Доктор расплылся в широкой белозубой улыбке, способной любому поднять настроение.

– Заметно совершенствуетесь в хинди, детектив. С момента нашей последней встречи отмечается явное улучшение произношения.

– Пошли на пользу вечерние курсы.

Доктор поднял бровь и опять улыбнулся:

– Полагаю, вы шутите. Очень хорошо.

После чего натянул латексные перчатки, наклонился над трупом и сосредоточенно занялся делом.

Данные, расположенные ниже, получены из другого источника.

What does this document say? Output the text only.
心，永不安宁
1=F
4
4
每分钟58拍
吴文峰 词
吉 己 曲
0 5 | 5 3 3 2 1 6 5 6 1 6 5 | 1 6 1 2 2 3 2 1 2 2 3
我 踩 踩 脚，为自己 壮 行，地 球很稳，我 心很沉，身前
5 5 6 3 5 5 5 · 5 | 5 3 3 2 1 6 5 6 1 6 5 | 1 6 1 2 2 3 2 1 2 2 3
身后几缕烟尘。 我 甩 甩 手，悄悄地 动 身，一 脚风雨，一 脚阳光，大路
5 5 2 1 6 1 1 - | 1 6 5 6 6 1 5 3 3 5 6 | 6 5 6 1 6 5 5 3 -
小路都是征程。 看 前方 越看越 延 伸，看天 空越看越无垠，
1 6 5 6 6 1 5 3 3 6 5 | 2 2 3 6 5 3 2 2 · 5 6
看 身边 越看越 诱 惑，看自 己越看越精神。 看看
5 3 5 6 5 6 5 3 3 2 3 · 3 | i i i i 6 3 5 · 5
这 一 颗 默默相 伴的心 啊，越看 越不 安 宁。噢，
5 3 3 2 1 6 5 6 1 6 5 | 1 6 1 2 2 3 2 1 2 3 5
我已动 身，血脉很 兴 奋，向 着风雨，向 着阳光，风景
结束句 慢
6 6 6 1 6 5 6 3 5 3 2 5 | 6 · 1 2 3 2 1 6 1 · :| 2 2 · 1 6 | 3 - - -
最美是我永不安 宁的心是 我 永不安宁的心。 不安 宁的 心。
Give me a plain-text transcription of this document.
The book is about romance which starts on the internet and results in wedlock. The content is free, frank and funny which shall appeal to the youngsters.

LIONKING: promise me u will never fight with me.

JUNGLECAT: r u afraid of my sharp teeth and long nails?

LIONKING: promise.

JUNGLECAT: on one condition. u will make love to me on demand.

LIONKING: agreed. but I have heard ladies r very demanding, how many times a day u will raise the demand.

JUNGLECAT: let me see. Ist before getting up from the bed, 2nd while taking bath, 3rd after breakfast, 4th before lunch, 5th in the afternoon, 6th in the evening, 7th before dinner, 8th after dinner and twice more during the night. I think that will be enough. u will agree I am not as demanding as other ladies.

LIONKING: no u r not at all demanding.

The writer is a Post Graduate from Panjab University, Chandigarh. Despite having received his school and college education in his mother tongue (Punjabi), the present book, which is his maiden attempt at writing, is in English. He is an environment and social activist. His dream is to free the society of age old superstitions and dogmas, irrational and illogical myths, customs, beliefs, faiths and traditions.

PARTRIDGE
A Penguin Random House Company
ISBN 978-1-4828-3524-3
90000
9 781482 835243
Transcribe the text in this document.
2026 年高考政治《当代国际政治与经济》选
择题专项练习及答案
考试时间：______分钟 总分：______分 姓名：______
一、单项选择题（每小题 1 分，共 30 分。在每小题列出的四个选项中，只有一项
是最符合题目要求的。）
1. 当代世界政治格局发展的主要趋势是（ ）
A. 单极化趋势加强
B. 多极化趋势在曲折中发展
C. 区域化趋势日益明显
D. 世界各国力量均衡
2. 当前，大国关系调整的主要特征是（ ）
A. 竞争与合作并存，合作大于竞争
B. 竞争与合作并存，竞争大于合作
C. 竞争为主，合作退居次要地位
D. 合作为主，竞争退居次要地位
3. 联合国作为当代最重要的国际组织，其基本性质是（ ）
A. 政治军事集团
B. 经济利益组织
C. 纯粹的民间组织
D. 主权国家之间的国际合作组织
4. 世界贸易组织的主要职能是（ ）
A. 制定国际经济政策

– Я сейчас переверну старую леди, но должен предупредить, что картина, возможно, откроется неприятная. Она довольно давно мертва, а вам, полагаю, известно, что свернувшаяся кровь… – Рамбахан оглянулся на детективов, – со временем чернеет.

Им отлично известно, и Анант это знает, хотя Джино даже после предупреждения содрогнулся при виде пятнистого почерневшего лица Розы Клебер.

Они ждали тысячу лет, пока доктор проводил обследование на месте, время от времени прерывая молчание, констатируя факты, однако не отмечая ничего особенного, кроме того, что кто-то хладнокровно застрелил старую женщину, смотревшую телевизор в собственном доме.

Джино, не способный смотреть на трупы с таким спокойствием, как Рамбахан и даже Магоцци, занервничал.

– Где кошка? – выпалил он наконец. – Джимми сказал, кругом куча кошачьей шерсти. Значит, где-то должна быть кошка.

Рамбахан оглянулся:

– Я здесь никаких кошек не видел.

– Родственники забрали? А если забыли?

Магоцци криво улыбнулся:

– Не знаю, Джино. Наверно, умирает с голоду. Пойди поищи.

– Я и сам собирался.

– Любопытно, – пробормотал Анант, и Джино остановился на полушаге.

Доктор качнулся на каблуках, указывая на локтевую впадину Розы Клебер.

– Взгляните, джентльмены.

Джино с Магоцци придвинулись ближе, чем им хотелось бы, прищурились, разглядывая какие-то бледные знаки.

– Видимо, женщина тоже сидела в концентрационном лагере, подобно Мори Гилберту.

– Черт побери, – тряхнул головой Джино. – Мне это не нравится. Ничуточки.

– Коллеги, – окликнул их криминалист, выглянувший из кухни. – Может, просто случайное совпадение, но, по-моему, вам надо знать. – Он предъявил записную книжечку в выцветшей обложке с цветочным рисунком. – Тут записан телефон Мори Гилберта.